Artist: Susheela Raman

Category: Newcomer (Winner)

The Mercury Music Prize likes to pride itself on its left field nominations but few nominees have caused more surprise than Susheela Raman. Yet to those of us who have heard Raman's debut album Salt Rain, she appears an obvious nominee.

Raman was born in Hendon in 1973, seven years after her parents came to London from southern India. The family then emigrated to Australia when Susheela was four.

'I formed a funky band and we played covers and gigged all over Sydney but by the time I was in my twenties I realised that the music I wanted to make wasn't really suited to the Australian musical climate.'

In 1995, she returned to India to study music under the tutelage of a renowned Hindustani singer, intent on blending the influences of east and west. She then returned to England in 1997. Soon she was singing in the Anglo-Asian dance outfit Joi.

Yet Raman never felt part of the much hyped Asian underground movement.

'I admire Talvin and Nitin but my music is more shaped by growing up in Australia, going to the beach, the vibrations off the ocean... the spatial dimensions are different and that means my music is different.'

Where Joi played a hi-energy ethno house, Raman's own tastes were more introspective and having met guitarist Sam Mills (who had already recorded with several Asian and African artists) she found the perfect sparring partner.

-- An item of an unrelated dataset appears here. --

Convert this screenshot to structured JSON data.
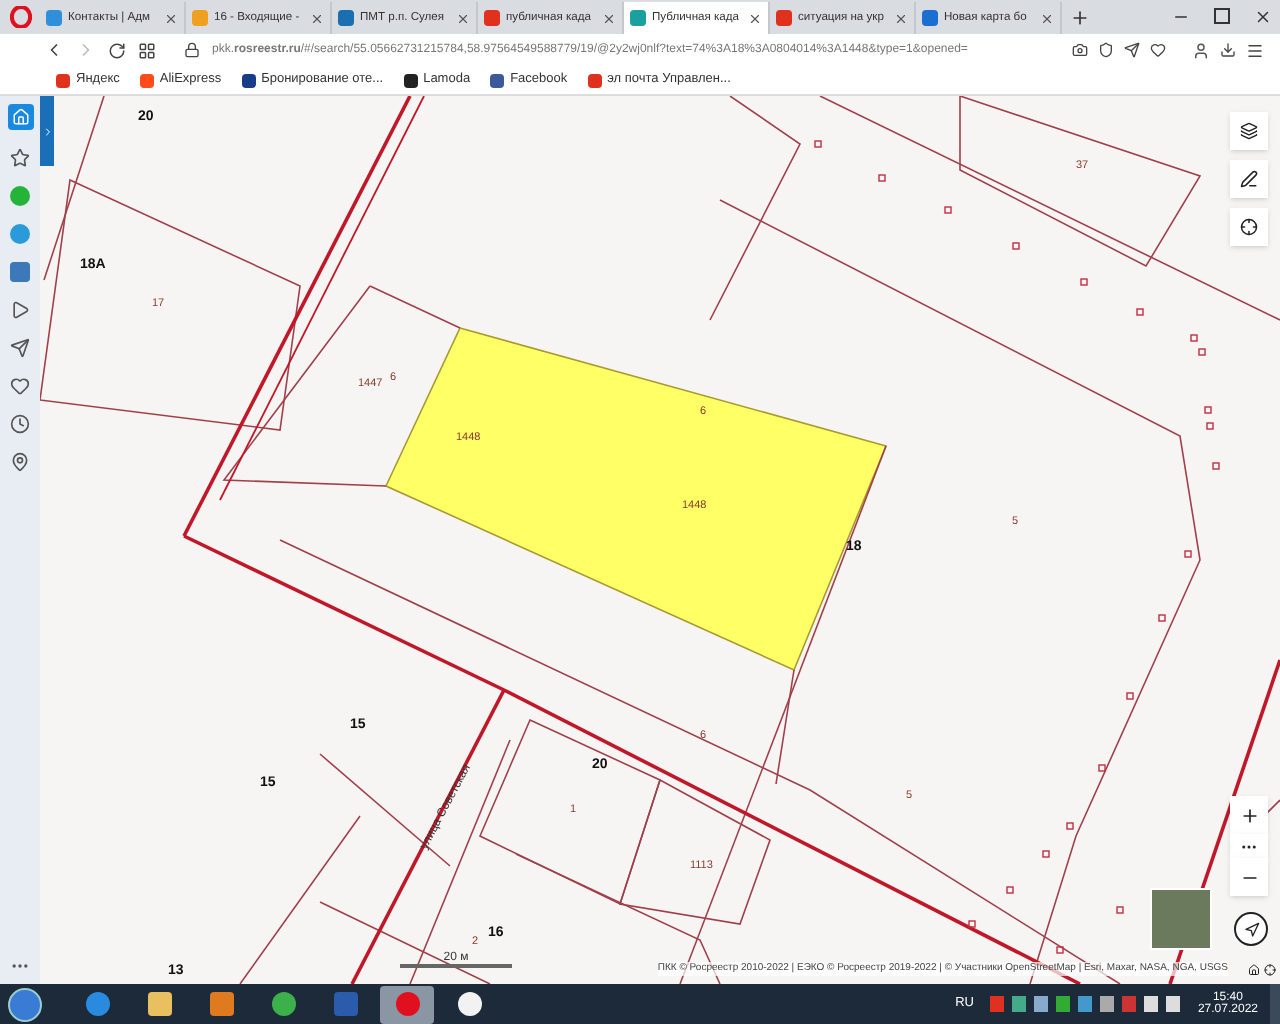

'During my working relationship with Sam I went back to the old Tamil songs and Sam played them on guitar - Indian classical music is all drone so with the chords beneath them it sounded great. It took ages to get around to making the album so by the time we did we had loads of material and some really good musicians to work with and things just flowed.'

Indeed, Raman drew on traditional Tamil music (which she had learned to sing as a child) while blending this with jazz-folk-pop influences. The Kenyan musician Ayub Ogada guests and Raman proves capable of interpreting Tim Buckley and The Jungle Book alongside Tamil devotional songs. Combined, Salt Rain makes for an organic, unforced and beautiful listening experience.